Dietary methionine restriction (MR) increases longevity and improves healthspan in rodent models. Young male C57BL/6J mice were placed on MR to assess effects on bone structure and formation. Mice were fed diets containing 0.86% or 0.12% methionine for 5 weeks. Fasting blood plasma was analyzed for metabolic and bone-related biomarkers. Tibiae were analyzed by histomorphometry, while femurs were analyzed by micro-CT and biomechanically using 4-point bending. MR mice had reduced plasma glucose and insulin, while FGF21 and FGF23 increased. Plasma levels of osteocalcin and osteoprotegrin were unaffected, but sclerostin and procollagen I decreased. MR induced bone marrow fat accretion, antithetical to the reduced fat depots seen throughout the body. Cortical bone showed significant decreases in Bone Tissue Density (BTD). In trabecular bone, mice had decreased BTD, bone surface, trabecula and bone volume, and trabecular thickness.. Biomechanical testing showed that on MR, bones were significantly less stiff and had reduced maximum load and total work, suggesting greater fragility. Reduced expression of RUNX2 occurred in bone marrow of MR mice. These results suggest that MR alters bone remodeling and apposition. In MR mice, miR-31 in plasma and liver, and miR-133a, miR-335-5p, and miR-204 in the bone marrow was elevated. These miRNAs were shown previously to target and regulate Osterix and RUNX2 in bone, which could inhibit osteoblast number and function. Therefore, dietary MR in young animals alters bone structure by increasing miRNAs in bone and liver that can target RUNX2. This article is protected by copyright.

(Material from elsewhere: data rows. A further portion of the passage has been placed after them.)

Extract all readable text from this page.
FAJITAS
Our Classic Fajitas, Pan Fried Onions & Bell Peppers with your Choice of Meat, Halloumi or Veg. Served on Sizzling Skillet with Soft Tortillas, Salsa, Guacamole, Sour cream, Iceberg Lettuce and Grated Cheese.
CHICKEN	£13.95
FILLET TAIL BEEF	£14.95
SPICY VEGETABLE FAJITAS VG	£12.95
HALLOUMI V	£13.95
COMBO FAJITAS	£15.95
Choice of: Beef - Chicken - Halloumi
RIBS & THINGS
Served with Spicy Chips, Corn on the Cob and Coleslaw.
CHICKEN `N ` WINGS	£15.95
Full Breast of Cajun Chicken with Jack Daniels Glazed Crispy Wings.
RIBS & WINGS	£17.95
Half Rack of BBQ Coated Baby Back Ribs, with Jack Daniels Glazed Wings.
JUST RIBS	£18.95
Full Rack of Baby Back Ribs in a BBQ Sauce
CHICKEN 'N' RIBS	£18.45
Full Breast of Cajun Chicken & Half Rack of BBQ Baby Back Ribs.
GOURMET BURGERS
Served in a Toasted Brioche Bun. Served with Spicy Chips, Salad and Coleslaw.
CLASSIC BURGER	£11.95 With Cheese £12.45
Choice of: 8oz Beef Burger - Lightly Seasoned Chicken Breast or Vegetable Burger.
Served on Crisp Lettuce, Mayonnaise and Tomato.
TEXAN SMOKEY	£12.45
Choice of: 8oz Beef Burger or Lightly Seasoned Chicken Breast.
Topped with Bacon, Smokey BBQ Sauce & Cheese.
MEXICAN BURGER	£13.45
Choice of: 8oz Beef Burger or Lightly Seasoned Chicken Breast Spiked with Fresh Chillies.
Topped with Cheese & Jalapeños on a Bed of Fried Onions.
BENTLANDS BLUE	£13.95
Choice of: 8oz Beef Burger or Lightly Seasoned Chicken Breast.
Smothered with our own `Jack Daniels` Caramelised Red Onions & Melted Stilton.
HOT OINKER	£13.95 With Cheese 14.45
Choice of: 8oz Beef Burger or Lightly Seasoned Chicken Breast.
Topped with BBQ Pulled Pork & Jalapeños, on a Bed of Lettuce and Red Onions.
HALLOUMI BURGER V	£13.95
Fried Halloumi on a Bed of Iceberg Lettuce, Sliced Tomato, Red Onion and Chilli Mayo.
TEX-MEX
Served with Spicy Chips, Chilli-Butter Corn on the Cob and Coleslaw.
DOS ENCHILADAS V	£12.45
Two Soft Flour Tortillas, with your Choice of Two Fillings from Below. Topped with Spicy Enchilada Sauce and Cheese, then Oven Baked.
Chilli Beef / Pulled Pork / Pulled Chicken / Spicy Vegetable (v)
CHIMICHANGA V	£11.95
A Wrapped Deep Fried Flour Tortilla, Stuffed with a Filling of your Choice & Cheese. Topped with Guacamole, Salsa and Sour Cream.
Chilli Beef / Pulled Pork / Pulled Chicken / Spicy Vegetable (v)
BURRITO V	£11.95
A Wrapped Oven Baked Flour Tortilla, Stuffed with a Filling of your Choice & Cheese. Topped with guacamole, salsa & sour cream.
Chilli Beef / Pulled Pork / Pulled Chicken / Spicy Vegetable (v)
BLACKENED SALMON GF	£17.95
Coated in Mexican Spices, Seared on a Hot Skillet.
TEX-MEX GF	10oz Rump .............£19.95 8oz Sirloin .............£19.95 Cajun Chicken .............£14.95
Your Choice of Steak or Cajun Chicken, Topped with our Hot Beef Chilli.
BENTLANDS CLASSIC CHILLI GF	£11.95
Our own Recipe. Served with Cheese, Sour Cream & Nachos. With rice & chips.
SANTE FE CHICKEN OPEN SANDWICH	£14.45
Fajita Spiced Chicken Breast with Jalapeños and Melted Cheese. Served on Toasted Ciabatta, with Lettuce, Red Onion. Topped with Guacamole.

All rights reserved.

Methionine restriction alters bone morphology and affects osteoblast differentiation

Ouattara A, Cooke D, Gopalakrishnan R, Huang TH, Ables GP

Bone Reports 2016; 5:33-42

PMID: 28326345


Methionine restriction (MR) extends the lifespan of a wide variety of species, including rodents, drosophila, nematodes, and yeasts. MR has also been demonstrated to affect the overall growth of mice and rats. The objective of this study was to evaluate the effect of MR on bone structure in young and aged male and female C57BL/6J mice. This study indicated that MR affected the growth rates of males and young females, but not aged females. MR reduced volumetric bone mass density (vBMD) and bone mineral content (BMC), while bone microarchitecture parameters were decreased in males and young females, but not in aged females compared to control-fed (CF) mice. However, when adjusted for bodyweight, the effect of MR in reducing vBMD, BMC and microarchitecture measurements was either attenuated or reversed suggesting that the smaller bones in MR mice is appropriate for its body size. In addition, CF and MR mice had similar intrinsic strength properties as measured by nanoindentation. Plasma biomarkers suggested that the low bone mass in MR mice could be due to increased collagen degradation, which may be influenced by leptin, IGF-1, adiponectin and FGF21 hormone levels. Mouse preosteoblast cell line cultured under low sulfur amino acid growth media attenuated gene expression levels of Col1al, Runx2, Bglap, Alpl and Spp1 suggesting delayed collagen formation and bone differentiation. Collectively, our studies revealed that MR altered bone morphology which could be mediated by delays in osteoblast differentiation.